Each modification will change O (2 N ^) th value of the position of the two-dimensional positive direction on a plane is not defined, and therefore can not use a conventional data structure.
What amount of change in things is O (N) level of it?
If every point, as a man, his head facing a certain direction . They were recorded this man who is around, the direction is, respectively , then each rotation change just a square edge on the value and direction of all points.
This term at least we found a change in the amount of O (N) level stuff it ( although the variable direction or O (N ^ 2) ) .
Notes that , we do not need to really know each point of direction, we just need the right to maintain four to value all around . Since each direction of the point is known in the direction of the adjacent counted out point!
Each point indeed there is a direction , but we do not have records do not directly change it every time as long as the right to modify the boundary values, the entire rectangular orientation changes automatically.
Solve it!
Complexity of O (Q * N), the constant is slightly larger.
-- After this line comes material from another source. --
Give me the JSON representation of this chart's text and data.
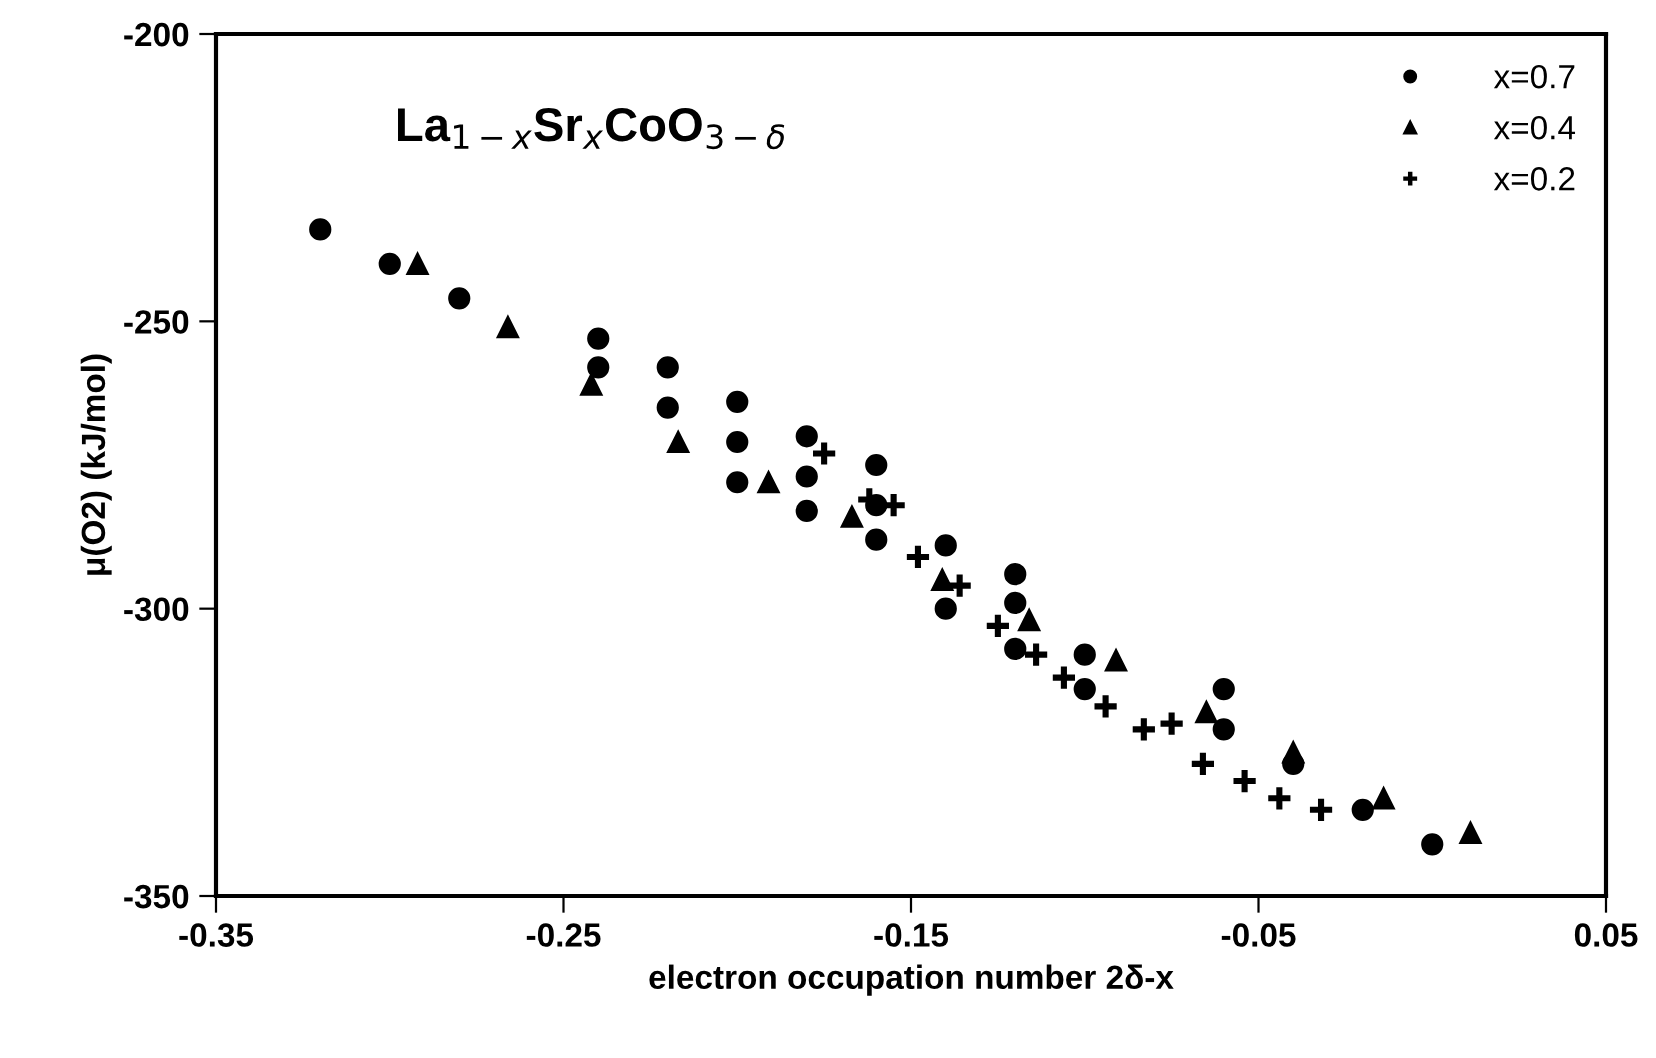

#include<iostream> #include<cstdio> const int L=1<<20|1; char buffer[L],*S,*T; #define getchar() ((S==T&&(T=(S=buffer)+fread(buffer,1,L,stdin),S==T))?EOF:*S++) using namespace std; char a[2010][2010],c,b[8010]; int read() { int aa=0,bb=1;char cc=getchar(); while(cc>'9'||cc<'0'){if(cc=='-') bb=-1;cc=getchar();} while(cc<='9'&&cc>='0'){aa=(aa<<3)+(aa<<1)+(cc^48);cc=getchar();} return aa*bb; } int main() { int n,m,qq,num; n=read(),m=read(),qq=read(); for(int i=1;i<=n;i++) for(int j=1;j<=m;j++){ c=getchar(); while(c<'0'||c>'9') c=getchar(); a[i][j]=c; } int x,y,l,i=1,j; while(i<=qq){ x=read();y=read();l=read(); while(l>=2){ num=0; j=0;while(j<l) b[++num]=a[x][y+j],++j; j=1;while(j<l) b[++num]=a[x+j][y+l-1],++j; j=l-2;while(j>=0) b[++num]=a[x+l-1][y+j],--j; j=l-2;while(j>=1) b[++num]=a[x+j][y],--j; j=l-2;while(j>=1) a[x][y+j]=b[num--],--j; j=0;while(j<=l-2) a[x+j][y]=b[num--],++j; j=0;while(j<=l-2) a[x+l-1][y+j]=b[num--],++j; j=l-1;while(j>=0) a[x+j][y+l-1]=b[num--],--j; x++,y++;l-=2; } i++; } i=1; while(i<=n){ j=1; while(j<=m){ putchar(a[i][j]),putchar(' '); j++; } puts(""); i++; } return 0; }
This question is short test point is very water, T1T3 violence can water before, but the sample is too inhumane to put a computer card collapse 34 times.